The First Minister has said that Welsh nationalism is an “inherently right-wing creed” and that people must choose between it and socialism.
Speaking to Nick Robinson on Radio 4, Mark Drakeford was quizzed on whether independence for Wales would be worthwhile in order to avoid Conservative UK Governments.
“Have you never thought, over the years, the decades since, been tempted to think maybe we have a real chance of achieving the socialism we want in Wales by being nationalist?” Nick Robinson asked.
“Margaret Thatcher was in power for all that time as heavy industry was being run down if not destroyed, even now is there not a bit of you that thinks – we could have avoided dominance by an English Tory party?”
Mark Drakeford replied that he’s never been attracted by nationalism.
“In the end, I think it’s an inherently right-wing creed that operates by persuading people that they are because they are against what somebody else is,” he said. “And I think in the end that is a deeply unattractive creed.
“Rhodri [Morgan, the former First Minister] used to say that Margaret was the greatest recruiting sergeant for devolution. But if you try and work out why people in Wales rejected devolution so strongly in 1979 and were willing by a small margin to endorse it in 1997 it was the experience of those long years of Thatcherism.
“And for me, devolution is the best of both worlds. It allows us to remain part of the United Kingdom and draw on the strength of being part of that collective whole. But it puts decisions about what happens in Wales in the hands of people who live in Wales.
“I’m a fierce supporter of devolution. But I also want Wales to be part of the wider collective in which we have that big insurance policy which the United Kingdom provides in which we pool our resources and we redistribute them out to where the need is greatest.”
Mark Drakeford said that he had grown up in the 60s in the Carmarthen area during the time of Plaid Cymru leader Gwynfor Evans’ victory and had chosen very early to be a socialist instead of a nationalist.
“The start of almost every day of my school life was people bring in roadsigns that they had collected overnight, and depositing them in different rooms in the school,” he said.

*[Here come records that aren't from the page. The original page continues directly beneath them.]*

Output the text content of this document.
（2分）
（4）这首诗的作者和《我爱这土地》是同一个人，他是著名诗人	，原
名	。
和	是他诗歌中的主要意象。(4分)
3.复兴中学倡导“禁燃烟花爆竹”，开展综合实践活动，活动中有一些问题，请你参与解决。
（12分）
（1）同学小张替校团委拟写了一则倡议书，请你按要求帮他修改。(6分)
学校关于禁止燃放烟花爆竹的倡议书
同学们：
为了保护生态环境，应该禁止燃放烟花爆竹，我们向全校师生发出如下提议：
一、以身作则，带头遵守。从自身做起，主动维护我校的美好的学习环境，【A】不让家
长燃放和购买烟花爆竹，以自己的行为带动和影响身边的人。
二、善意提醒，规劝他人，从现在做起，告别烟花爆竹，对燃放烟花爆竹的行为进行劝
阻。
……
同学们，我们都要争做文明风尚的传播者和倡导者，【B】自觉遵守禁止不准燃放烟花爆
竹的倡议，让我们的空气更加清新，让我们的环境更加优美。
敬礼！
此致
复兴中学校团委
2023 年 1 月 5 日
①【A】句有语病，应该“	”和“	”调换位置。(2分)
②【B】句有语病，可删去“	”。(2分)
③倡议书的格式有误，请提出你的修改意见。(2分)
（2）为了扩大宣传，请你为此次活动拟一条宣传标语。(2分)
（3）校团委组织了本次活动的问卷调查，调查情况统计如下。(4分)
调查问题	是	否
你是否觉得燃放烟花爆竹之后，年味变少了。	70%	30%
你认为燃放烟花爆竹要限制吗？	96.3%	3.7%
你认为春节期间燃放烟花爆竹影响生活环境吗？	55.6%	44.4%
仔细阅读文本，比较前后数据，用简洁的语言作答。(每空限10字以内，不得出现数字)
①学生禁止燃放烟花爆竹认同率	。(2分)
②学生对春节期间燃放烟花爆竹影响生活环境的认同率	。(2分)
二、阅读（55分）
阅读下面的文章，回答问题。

“But it meant that I had to face very early on really the choice between whether you were a nationalist or you were a socialist. And by the time I was about 14 I had already decided that I was a socialist.
“That the accident of geography, the chance of birth that you’re born in one’s particular spot on the planet, is less important – much as being Welsh matters to me, and it matters to me deeply in terms of the language and the history and the culture and so on.
“But in the end, the interests of working people in Carmarthen are the same as the interests of working people in Canterbury, or other parts of the United Kingdom, and that’s a more important bond.”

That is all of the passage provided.